Guillaume Gormand : À ma connaissance, scientifiquement et sur le fond, il n'y a pas de travail similaire en France. L'étude est aussi inédite dans sa forme : c'est une commande de l’école des officiers de la gendarmerie. Une telle institution qui s’engage aussi fortement sur cette démarche, ça n’a jamais été fait.
AEF info : De quelle manière a été accueillie votre proposition?
Guillaume Gormand : Le CREOGN a initialement été surpris par l’absence d’étude sur le sujet. La vidéo a une grande importance pour plusieurs métiers de la gendarmerie. Ils ont donc considéré comme important de se pencher scientifiquement sur ce sujet.
D’un point de vue général, de la part de l’État-major de l’Isère comme des brigades, une fois le commanditaire connu, le travail pédagogique réalisé et ma démarché comprise, j’ai reçu un accueil favorable. Les gendarmes m’ont même facilité le travail, ils ont pris sur leur temps pour réaliser des entretiens.

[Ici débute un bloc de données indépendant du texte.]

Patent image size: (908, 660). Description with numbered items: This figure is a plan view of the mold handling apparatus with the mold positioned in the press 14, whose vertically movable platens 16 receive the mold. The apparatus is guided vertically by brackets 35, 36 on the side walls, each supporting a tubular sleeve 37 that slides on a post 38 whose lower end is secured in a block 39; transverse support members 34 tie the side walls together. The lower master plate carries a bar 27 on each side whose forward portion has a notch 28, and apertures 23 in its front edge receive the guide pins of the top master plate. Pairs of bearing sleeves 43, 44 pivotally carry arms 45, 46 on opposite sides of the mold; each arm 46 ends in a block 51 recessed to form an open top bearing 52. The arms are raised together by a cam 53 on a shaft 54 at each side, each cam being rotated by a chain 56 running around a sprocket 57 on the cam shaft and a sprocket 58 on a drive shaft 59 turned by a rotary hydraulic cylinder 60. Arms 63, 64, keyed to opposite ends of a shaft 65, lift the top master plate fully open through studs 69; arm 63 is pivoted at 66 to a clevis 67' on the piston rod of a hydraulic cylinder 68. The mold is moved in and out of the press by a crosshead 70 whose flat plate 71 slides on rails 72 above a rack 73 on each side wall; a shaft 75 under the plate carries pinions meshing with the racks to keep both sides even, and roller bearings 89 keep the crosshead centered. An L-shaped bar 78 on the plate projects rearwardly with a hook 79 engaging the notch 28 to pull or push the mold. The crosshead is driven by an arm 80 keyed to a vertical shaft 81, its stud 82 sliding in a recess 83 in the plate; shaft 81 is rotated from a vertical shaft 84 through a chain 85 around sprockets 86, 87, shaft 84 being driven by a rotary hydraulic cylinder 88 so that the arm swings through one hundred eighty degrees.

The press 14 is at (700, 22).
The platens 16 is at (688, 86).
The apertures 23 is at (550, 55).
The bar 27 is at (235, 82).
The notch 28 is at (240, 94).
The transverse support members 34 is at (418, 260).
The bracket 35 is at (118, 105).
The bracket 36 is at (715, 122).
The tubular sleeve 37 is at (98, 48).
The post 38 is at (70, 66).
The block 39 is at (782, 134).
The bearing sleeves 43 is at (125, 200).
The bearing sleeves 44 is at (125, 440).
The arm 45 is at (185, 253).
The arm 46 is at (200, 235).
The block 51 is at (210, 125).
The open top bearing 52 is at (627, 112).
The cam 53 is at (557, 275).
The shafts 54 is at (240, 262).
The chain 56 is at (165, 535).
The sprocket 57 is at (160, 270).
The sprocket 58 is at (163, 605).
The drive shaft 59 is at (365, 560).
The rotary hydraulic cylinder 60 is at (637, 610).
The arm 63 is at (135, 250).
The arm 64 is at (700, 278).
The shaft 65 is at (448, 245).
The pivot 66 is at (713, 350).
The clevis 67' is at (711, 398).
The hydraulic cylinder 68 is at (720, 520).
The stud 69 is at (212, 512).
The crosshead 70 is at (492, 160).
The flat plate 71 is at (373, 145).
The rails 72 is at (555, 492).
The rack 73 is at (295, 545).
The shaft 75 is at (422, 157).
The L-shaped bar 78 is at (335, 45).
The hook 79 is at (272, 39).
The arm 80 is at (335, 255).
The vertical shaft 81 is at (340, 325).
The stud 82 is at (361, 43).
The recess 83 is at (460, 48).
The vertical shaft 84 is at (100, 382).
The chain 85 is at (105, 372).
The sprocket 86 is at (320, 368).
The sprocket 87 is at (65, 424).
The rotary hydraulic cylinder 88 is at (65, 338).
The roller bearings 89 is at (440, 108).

Sans langue de bois, je pensais rencontrer des problèmes sur le terrain et j’avais prévu davantage de temps en conséquence, mais nous avons eu finalement accès aux données facilement.
J’avais déjà eu l’occasion de travailler sur la vidéosurveillance dans le cadre de ma thèse de doctorat – notamment avec la police nationale. Mais je n’avais pas reçu le même accueil. Je n’avais pas rencontré de la résistance, mais des interrogations sur ma légitimité en tant que chercheur. J’avais rencontré plus de frilosité également.
AEF info : Comment avez-vous sélectionné votre échantillon ?
Guillaume Gormand : Les territoires retenus devaient être représentatifs. Nous avons choisis des communes très équipées, des communes modestement équipées également – comme une très grande majorité des communes en zone gendarmerie, avec une dizaine de caméras
AEF info : Pour chacun des 1 939 cas étudiés, quelles questions vous êtes vous posées successivement pour arriver à ces résultats ?
Guillaume Gormand : La vidéo est-elle mobilisée ? Si non, pourquoi ? Si oui, comment ? Et si oui, quels éléments ont pu être identifiés dans les enregistrements ? Si aucun élément, pourquoi ? Ça peut être des enregistrements écrasés, des images inintéressantes, une caméra mal orientée au mauvais moment ou encore de mauvaise qualité. S’il y a des éléments intéressants pour l’enquête, est-ce un indice ou une preuve ? Il faut bien faire la différence : les indices orientent les investigations, les preuves permettent d’identifier un suspect, avec une plaque d’immatriculation ou un visage par exemple. Et enfin, la question de savoir si l’affaire est transmise au parquet comme "élucidée". Nous n’avons pas pu vérifier en revanche l’issue pénale de ces affaires, nous n’avions pas d’entrées auprès de la justice.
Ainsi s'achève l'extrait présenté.